Зигвард, только что переговоривший со своими военачальниками, отправил их спать, и остался вдвоем с Хоком в шатре.
— Нельзя ли как-нибудь выкрасть у них несколько?
— Нет, — сказал Хок.
— Почему?
— Тяжелые, сволочи, — ответил Хок. — Ежели одна лошадь тянет телегу с таким полешком, так ее спокойным шагом можно обогнать.
— А обойти нельзя ли?
— Нельзя.
— Почему?
— Очень много открытого пространства, любое маневрирование видно издалека. Как бы мы не старались, они будут перемещать огнестрелы таким образом, чтобы они все время были нацелены нам в морду.
— А если расширить фронт?
— Они расставят огнестрелы веером, только и всего.
— Какие у вас предложения, Хок?
— Никаких. Я плохой стратег. Я вообще не люблю все эти милитаристкие дела. Стреляют друг в друга, рубятся — и все без толку.
— Знаете, я тоже их не люблю, — сказал Зигвард. — А посему…
— Да?
— Сделаем то, что на наш взгляд — и мой взгляд, и ваш — гораздо умнее, чем организованное массовое убийство.
— Что же?
— Эту миссию я поручаю вам, Хок. Это будет самая важная в вашей блистательной карьере миссия. И я вам заплачу столько, сколько она стоит.
— Я весь внимание.
— Вы выкрадите Фалкона и привезете его мне.
Помолчали.
— Ого, — сказал Хок.
— Да, — сказал Зигвард.
Снова помолчали.
— Возможно ли это? — спросил Хок риторически.

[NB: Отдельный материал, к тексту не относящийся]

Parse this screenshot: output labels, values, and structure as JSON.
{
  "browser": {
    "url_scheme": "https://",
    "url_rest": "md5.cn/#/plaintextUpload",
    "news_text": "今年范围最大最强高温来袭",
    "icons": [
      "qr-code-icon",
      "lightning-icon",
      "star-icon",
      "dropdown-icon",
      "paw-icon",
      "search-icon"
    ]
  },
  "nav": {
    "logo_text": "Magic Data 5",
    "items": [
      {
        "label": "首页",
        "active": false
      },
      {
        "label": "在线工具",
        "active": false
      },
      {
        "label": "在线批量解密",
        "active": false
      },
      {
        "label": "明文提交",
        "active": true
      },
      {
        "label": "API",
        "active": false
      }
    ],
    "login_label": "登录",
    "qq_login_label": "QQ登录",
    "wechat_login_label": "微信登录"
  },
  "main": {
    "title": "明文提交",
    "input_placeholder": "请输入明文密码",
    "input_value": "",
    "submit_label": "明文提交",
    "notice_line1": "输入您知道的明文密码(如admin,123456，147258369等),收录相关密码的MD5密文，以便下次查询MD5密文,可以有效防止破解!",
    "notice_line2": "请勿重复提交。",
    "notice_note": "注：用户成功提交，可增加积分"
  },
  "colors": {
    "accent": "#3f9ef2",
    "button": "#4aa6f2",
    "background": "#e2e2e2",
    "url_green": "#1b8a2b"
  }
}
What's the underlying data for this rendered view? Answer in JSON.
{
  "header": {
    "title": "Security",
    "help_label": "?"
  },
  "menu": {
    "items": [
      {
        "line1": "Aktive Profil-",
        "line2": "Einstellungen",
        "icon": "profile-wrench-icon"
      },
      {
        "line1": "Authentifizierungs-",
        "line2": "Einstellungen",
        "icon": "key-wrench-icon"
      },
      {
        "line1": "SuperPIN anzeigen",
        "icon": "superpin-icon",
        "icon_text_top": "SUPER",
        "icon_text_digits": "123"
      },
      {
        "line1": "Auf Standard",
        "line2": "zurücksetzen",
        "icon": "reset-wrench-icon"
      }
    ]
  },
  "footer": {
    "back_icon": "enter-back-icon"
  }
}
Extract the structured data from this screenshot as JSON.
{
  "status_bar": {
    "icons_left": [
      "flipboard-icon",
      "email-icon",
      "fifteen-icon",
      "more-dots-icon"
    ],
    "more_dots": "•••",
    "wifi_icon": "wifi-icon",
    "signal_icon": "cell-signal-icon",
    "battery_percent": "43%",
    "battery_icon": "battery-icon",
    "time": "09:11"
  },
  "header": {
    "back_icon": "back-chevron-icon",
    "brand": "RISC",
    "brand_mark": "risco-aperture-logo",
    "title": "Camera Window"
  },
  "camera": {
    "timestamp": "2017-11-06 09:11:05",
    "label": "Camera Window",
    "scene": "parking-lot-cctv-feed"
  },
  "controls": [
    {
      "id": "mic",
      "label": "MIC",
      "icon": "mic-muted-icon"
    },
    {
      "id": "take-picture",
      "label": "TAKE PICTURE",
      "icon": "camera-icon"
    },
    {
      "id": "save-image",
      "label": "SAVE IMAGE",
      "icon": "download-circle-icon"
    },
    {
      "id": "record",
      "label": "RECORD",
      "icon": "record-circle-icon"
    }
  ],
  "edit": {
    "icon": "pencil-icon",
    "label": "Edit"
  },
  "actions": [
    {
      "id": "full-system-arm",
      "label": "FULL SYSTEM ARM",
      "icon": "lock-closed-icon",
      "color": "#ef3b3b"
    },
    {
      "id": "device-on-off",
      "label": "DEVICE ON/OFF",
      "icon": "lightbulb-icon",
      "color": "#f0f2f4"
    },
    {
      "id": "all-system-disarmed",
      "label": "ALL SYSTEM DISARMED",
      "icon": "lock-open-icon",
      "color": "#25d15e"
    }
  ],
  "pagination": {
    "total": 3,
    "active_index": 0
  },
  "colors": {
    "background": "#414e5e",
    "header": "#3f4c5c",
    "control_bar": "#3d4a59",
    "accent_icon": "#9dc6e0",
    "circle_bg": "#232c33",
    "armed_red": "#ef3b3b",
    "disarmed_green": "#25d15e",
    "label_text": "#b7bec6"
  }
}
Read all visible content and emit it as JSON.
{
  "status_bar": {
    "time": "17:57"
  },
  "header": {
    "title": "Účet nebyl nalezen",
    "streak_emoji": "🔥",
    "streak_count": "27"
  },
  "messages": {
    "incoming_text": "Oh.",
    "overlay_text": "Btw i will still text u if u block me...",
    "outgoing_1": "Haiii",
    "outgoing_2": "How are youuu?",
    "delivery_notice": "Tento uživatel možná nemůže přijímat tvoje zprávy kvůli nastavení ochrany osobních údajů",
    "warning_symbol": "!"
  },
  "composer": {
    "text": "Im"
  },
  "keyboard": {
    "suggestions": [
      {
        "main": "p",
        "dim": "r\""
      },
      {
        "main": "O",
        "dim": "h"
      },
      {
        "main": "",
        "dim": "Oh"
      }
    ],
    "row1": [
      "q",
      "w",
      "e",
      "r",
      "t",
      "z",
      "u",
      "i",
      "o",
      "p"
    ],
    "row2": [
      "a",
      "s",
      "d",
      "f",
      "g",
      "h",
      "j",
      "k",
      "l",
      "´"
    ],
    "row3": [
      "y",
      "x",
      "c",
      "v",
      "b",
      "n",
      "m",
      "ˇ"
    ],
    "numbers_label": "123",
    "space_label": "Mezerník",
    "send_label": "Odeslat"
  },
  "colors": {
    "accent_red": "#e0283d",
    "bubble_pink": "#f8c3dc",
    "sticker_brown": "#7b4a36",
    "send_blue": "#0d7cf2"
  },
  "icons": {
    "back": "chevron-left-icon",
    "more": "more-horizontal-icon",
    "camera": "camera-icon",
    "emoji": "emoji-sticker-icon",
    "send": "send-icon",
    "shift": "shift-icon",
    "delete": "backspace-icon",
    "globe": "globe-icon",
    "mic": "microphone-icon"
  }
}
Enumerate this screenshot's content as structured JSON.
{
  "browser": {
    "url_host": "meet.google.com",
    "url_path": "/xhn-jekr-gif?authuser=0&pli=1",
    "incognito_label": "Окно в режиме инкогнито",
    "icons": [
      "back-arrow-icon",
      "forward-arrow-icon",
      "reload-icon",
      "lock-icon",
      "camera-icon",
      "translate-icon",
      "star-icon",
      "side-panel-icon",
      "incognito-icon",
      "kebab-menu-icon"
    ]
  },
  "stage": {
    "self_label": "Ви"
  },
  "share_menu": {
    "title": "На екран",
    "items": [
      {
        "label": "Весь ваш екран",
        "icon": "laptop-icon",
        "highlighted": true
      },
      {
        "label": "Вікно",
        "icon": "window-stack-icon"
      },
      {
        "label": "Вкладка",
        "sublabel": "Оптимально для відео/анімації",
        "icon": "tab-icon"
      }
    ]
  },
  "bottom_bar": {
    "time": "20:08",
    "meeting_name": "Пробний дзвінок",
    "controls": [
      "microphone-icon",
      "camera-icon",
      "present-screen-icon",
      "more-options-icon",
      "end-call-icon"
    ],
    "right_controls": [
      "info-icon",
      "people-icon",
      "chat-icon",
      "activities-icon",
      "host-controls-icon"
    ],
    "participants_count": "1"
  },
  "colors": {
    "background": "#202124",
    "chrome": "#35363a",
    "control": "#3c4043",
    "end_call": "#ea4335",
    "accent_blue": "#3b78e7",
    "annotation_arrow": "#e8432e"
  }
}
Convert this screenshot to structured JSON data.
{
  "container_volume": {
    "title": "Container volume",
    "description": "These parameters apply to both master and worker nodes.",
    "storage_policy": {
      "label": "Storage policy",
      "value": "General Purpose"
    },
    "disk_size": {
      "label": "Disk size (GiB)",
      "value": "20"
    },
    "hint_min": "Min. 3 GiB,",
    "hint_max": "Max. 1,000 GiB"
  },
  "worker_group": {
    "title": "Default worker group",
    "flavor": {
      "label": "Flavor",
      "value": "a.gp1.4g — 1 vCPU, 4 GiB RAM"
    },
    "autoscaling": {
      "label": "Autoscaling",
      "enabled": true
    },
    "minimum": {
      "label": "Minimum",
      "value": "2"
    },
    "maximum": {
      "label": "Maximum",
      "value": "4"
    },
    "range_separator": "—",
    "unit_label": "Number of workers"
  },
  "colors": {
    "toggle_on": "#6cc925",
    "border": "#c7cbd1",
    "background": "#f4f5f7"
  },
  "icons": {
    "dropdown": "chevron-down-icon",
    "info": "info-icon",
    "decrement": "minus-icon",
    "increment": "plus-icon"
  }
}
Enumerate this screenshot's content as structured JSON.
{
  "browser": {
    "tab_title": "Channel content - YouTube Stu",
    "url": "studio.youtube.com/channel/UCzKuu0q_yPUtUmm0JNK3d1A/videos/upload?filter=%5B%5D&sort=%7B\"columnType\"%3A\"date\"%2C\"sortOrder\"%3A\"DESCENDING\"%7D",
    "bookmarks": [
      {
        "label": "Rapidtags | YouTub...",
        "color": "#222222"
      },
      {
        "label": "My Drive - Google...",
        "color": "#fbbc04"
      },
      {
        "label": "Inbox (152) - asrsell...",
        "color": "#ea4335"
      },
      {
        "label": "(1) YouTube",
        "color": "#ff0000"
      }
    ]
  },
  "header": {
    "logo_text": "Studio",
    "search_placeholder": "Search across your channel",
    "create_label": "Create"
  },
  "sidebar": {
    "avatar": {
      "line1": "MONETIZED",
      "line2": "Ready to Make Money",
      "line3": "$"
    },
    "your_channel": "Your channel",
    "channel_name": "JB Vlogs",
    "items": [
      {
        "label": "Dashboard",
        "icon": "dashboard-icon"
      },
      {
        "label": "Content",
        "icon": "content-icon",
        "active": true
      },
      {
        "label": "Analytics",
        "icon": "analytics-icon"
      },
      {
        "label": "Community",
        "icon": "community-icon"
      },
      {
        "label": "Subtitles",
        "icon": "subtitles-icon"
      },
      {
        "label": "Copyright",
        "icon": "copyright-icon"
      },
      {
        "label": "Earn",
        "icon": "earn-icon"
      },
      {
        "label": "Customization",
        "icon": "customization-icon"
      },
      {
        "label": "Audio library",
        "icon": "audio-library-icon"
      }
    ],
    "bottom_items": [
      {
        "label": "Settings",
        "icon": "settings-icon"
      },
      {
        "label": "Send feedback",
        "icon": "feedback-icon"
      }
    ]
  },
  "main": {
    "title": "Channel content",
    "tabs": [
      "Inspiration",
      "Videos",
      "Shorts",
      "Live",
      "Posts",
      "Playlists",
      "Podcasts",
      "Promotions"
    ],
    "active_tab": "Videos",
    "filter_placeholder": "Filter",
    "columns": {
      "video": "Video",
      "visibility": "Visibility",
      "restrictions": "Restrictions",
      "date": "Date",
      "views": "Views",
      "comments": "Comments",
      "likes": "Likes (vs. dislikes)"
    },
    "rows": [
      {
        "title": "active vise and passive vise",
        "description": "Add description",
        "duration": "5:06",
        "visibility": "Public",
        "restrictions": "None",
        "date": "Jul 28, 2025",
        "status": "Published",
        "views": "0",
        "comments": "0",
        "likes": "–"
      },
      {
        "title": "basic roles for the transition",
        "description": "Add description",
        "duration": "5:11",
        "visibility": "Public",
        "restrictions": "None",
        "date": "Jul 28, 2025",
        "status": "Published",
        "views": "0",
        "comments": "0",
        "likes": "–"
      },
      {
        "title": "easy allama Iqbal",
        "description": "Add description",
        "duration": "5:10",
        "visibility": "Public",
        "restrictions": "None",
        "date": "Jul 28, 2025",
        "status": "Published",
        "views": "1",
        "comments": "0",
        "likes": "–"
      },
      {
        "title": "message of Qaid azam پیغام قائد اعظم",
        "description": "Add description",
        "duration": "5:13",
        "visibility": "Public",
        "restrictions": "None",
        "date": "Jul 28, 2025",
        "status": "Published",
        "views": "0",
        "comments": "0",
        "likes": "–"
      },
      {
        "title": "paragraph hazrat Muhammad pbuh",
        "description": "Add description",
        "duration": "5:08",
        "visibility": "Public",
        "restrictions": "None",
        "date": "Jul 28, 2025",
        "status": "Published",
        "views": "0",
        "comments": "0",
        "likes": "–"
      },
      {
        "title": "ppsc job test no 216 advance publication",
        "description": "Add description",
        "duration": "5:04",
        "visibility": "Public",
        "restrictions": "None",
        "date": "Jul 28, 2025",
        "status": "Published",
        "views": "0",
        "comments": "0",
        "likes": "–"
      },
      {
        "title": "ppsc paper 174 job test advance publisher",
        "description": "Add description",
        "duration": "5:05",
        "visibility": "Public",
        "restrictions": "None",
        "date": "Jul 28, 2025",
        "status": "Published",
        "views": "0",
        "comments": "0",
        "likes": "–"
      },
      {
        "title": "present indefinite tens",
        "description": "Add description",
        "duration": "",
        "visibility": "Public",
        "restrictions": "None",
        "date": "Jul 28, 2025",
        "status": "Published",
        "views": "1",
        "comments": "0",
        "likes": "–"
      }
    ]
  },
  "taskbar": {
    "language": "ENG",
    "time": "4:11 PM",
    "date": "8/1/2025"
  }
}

— Не утомляйте меня торговлей, — ответил Зигвард. — Я же сказал, заплачу столько, сколько вы сочтете нужным.
И еще помолчали.
— Живым? — спросил Хок.
— Если бы он мне нужен был мертвым, я послал бы простого убийцу. Понятно, что живым.
— Как скоро?
— Даю вам три дня.
— Четыре, — серьезно сказал Хок. — За три дня я не успею, пожалуй.
— Я согласен.
— Девяносто тысяч, — сказал Хок.
— Очень хорошо.
— Плюс пятьдесят тысяч на расходы.
— Что за расходы?
— Мне нужно будет кое-кого подкупить.
— Прекрасно.
— И титул.
— Титул?
— Княжеский.
— А конунгом Славии вас не сделать ли?
— Нет. Я плохо говорю по-славски. Мне нужно княжество именно в Ниверии. Это — единственное, чего мне не мог бы дать Фалкон.
— Но мог дать Бук.
— Только с подачи Фалкона, а это вовсе не одно и тоже.
— Хорошо, я подумаю.
— Тогда я тоже подумаю. О чем-нибудь.
— Я согласен.
— А если мне не удасться? — спросил Хок.
— Даже не знаю, что вам на этот случай посоветовать, — сказал Зигвард. — Можете пойти в подмастерья к кузнецу какому-нибудь.
Используя походный сундук как стол, Зигвард написал письмо казначею. Хок взял лист, поклонился, и вышел из шатра.
Горели звезды и было относительно тепло. А ведь в Астафии зима.
Казначей выдал Хоку пятьдесят тысяч в трех мешках авансом и дал подписать расписку. Хок набил золотом карманы, остальные деньги спрятал в сундук в своей карете, оседлал коня, и быстро поскакал сперва на восток, потом на юг, в дюны.